EAZE Uses Text messaging to Transmit Advertisements
Eaze, the San Francisco-based weed delivery platform, was recently named as a defendant in a nationwide class action lawsuit alleging that it is violating federal telemarketing laws.
The complaint, according to Lexicology, alleges that EAZE is engaged in “aggressive growth tactics involving the mass text messaging of existing and prospective customers to advertise its services.
EAZE uses text messaging to transmit advertisements, sometimes in bulk, through automatic dialing systems without the consent of the recipients, states the complaint.
Attorneys for the complainants attribute Eaze’s rapid rise within the industry to an overly-ambitious growth operation that the lawsuit characterize as the “relentless transmission of text message advertisements...”

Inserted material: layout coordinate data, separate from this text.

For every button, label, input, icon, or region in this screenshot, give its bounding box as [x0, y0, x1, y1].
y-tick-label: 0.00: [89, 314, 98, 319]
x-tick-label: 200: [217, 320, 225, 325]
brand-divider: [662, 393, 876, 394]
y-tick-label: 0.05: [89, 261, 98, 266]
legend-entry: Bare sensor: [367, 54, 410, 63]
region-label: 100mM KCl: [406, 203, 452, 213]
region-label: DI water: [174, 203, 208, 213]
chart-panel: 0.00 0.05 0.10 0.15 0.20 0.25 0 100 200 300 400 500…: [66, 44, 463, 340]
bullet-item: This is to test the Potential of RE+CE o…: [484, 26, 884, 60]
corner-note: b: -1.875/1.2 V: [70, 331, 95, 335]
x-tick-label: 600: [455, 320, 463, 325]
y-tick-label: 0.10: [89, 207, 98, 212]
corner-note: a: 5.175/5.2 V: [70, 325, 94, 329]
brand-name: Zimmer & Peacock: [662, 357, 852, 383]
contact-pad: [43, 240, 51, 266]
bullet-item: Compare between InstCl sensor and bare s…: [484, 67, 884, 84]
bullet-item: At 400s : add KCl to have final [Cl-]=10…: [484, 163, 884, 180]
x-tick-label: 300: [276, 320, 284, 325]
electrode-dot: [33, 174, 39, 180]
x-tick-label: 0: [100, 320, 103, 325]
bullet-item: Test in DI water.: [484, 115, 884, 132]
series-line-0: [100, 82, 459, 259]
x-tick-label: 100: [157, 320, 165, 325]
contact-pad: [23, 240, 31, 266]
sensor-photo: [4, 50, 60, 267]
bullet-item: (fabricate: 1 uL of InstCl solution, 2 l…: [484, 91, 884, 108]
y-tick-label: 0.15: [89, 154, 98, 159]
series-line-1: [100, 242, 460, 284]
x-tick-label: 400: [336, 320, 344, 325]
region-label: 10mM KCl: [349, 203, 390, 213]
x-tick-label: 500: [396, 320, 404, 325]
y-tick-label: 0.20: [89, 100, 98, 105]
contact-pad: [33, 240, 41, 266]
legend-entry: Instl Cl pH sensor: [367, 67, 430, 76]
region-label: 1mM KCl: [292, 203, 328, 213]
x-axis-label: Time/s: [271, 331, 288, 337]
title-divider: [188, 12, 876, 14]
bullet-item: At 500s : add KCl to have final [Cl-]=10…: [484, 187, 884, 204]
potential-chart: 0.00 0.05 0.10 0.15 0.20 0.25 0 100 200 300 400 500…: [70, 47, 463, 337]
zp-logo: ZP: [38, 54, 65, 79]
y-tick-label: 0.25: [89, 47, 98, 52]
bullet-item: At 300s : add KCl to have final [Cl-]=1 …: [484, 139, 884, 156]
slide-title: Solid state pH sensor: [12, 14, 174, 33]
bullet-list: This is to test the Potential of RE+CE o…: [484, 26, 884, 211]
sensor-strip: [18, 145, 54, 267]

As a result of these marketing practices, the “Uber of Weed” is now the subject of a nationwide class action lawsuit.
The Telephone Consumer Protection Act (“TCPA”) lawsuit intends to demonstrate that businesses need to understand the scope of consumer protection before starting a telemarketing campaign.
There’s not doubt that the robocall menace is proving difficult to contain, but thousands of victims are finding a way to get even — by getting paid.

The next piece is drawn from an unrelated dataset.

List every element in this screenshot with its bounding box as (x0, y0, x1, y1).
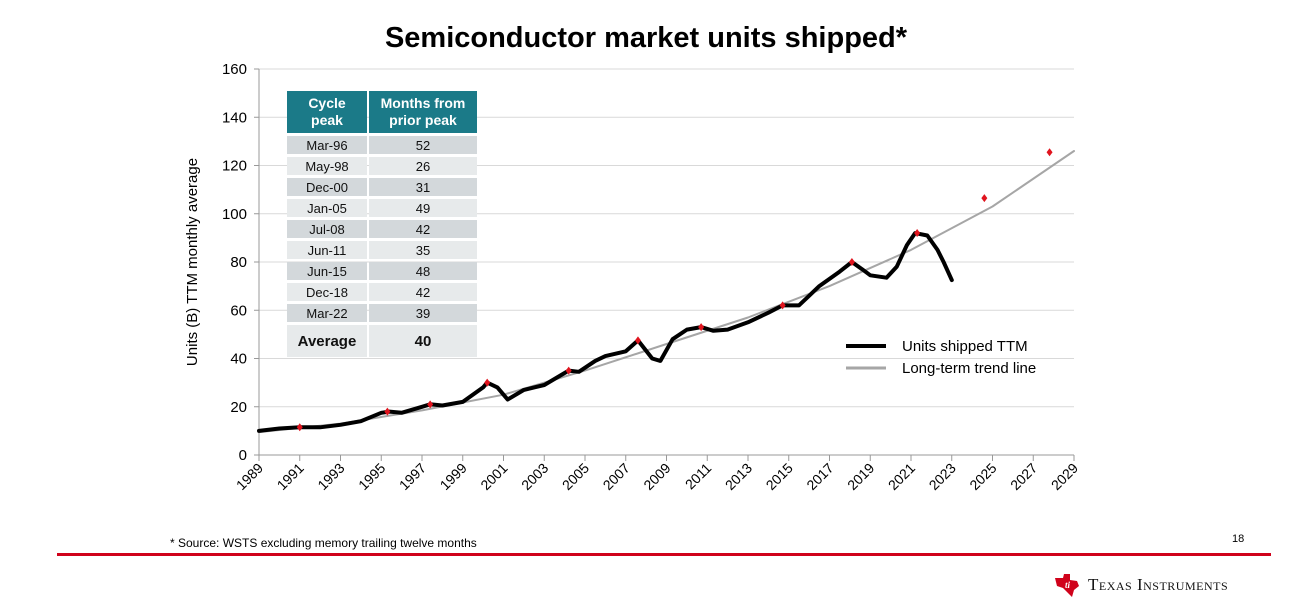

Federal class-action lawsuits filed on behalf of recipients of unwanted calls and texts are compelling some companies that violate the federal Telephone Consumer Protection Act (TCPA) to agree to cash settlements.
However, the TCPA is thought to be pursuing frivolous lawsuits against legitimate domestic businesses like EAZE, rather than going after the unscrupulous scam telemarketers.
“American businesses have been besieged by litigation under the TCPA,” according to a class-action lawsuit news site, topclassactions.com.
“A central theme with the unchecked expansion of the TCPA’s prohibitions is that it is not the unscrupulous scam telemarketers that are being targeted by TCPA litigation, but rather legitimate domestic businesses.”
EAZE could be subjected to staggering exposure to liability that companies face in today’s TCPA-regulatory environment, says Lexicology.